1.3. Asumsi dan Batasan Masalah
Masalah yang akan diselesaikan dalam penelitian ini memiliki batasan-batasan
sebagai berikut:
1. Penelitian ini akan dilakukan pada satu perusahaan jasa pengiriman barang,
yaitu PT. Pos Indonesia (Persero) area Yogyakarta
2. Kantor pos yang akan diteliti pola kedatangan barangnya adalah kantor pos
dengan tingkat pengiriman atau demand yang tinggi
3. Penelitian hanya dilakukan pada kiriman retail, yaitu kiriman yang dikirim
oleh perorangan, tidak meliputi kiriman korporat, yaitu kiriman dari
perusahaan yang telah bekerja sama dengan Pos Indonesia.
4. Penelitian hanya dilakukan untuk kiriman berupa paket dan surat tidak
meliputi kiriman lain
5. Penelitian hanya dilakukan pada analisis penjadwalan penjemputan benda
pos, tidak meliputi pengiriman benda pos
6
6. Penelitian hanya dilakukan pada armada yang dimiliki MPC Yogyakarta,
tidak meliputi armada yang dimiliki Kantor Pos Pusat yang menjemput
kiriman ke MPC Yogyakarta
7. Clustering kantor pos cabang dan agen pos dilakukan oleh MPC
Yogyakarta
8. Penelitian ini belum mempertimbangkan prioritas kiriman.
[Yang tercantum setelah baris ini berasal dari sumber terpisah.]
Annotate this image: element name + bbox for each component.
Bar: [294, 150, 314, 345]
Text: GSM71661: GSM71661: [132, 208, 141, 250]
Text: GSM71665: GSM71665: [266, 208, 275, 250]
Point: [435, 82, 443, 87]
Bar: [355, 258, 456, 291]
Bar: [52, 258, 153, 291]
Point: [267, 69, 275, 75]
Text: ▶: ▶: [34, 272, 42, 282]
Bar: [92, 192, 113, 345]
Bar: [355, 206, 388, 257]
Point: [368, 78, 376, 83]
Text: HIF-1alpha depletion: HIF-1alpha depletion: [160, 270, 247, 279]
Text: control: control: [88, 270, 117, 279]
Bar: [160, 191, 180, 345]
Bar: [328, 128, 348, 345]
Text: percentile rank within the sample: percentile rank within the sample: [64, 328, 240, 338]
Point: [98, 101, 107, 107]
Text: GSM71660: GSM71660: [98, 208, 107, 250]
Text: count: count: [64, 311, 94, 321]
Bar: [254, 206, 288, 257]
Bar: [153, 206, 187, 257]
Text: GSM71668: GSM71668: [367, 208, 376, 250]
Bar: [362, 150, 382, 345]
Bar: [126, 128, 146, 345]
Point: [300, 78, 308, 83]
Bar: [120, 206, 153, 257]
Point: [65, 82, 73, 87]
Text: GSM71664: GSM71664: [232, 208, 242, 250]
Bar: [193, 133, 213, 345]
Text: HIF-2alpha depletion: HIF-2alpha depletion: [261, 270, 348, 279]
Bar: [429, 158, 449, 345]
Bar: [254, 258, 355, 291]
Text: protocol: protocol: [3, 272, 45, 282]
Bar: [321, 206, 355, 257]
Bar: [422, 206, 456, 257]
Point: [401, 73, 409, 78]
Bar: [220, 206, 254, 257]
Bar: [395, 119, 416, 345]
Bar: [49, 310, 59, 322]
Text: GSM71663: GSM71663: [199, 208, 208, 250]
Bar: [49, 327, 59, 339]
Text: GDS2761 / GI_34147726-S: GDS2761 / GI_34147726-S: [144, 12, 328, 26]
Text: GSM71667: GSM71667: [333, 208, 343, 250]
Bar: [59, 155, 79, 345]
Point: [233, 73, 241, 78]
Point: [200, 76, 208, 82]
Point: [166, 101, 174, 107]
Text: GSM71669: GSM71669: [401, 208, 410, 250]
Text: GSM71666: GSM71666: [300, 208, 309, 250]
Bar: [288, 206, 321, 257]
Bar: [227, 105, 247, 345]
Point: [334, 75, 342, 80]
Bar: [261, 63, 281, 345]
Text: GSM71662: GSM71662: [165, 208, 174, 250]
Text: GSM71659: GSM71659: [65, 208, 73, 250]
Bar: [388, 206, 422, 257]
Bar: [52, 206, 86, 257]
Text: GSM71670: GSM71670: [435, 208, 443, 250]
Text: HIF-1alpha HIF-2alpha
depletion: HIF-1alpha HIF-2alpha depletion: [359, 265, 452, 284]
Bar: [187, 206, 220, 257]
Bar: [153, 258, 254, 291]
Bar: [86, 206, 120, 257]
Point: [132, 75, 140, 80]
Asumsi yang digunakan pada penelitian ini antara lain:
1. Jalan yang dilewati armada tidak macet dan armada bergerak dengan
kecepatan konstan
2. Pada beberapa kantor pos yang tidak mempunyai alamat lengkap, jarak
dihitung dari titik tengah wilayah kecamatan dimana kantor pos tersebut
berada
3. Minimasi jarak rute distribusi belum tentu berkorelasi langsung dengan
biaya transportasi karena dalam penelitian ini belum memperhatikan aspek
kepadatan lalu lintas dan kontur lintasan yang ditempuh
4. Kapasitas armada penjemput tidak terbatas
5. Benda pos yang masuk ke kantor pos cabang pada satu hari akan diangkut
semua pada hari itu juga
6. Semua benda pos yang masuk ke MPC pada satu hari akan diproses dan
diangkut ke tujuan berikutnya pada hari itu juga
7. Pengambilan data dengan pengamatan di KPC dilakukan pada hari Selasa,
Rabu dan Kamis. Hari lain diasumsikan mempunyai pola data yang sama.
1.4. Tujuan Penelitian
Tujuan dari penelitian ini adalah sebagai berikut:
1.
membangun model sistem penjadwalan penjemputan benda pos di MPC
Yogyakarta
7
2.
membandingkan sistem yang sekarang diterapkan di MPC Yogyakarta
dengan sistem hasil penelitian
1.5. Manfaat Penelitian
Model yang dibangun dan analisis yang dilakukan dalam penelitian ini dapat
digunakan oleh pihak MPC untuk melakukan evaluasi penjadwalan penjemputan
benda pos yang telah diterapkan saat ini. Selain itu model tersebut juga dapat
digunakan untuk melakukan penjadwalan ulang, dengan demikian diharapkan PT.
Pos Indonesia (Persero) dapat mengurangi keterlambatan, meminimalkan biaya
sekaligus meningkatkan kepuasan pelanggan.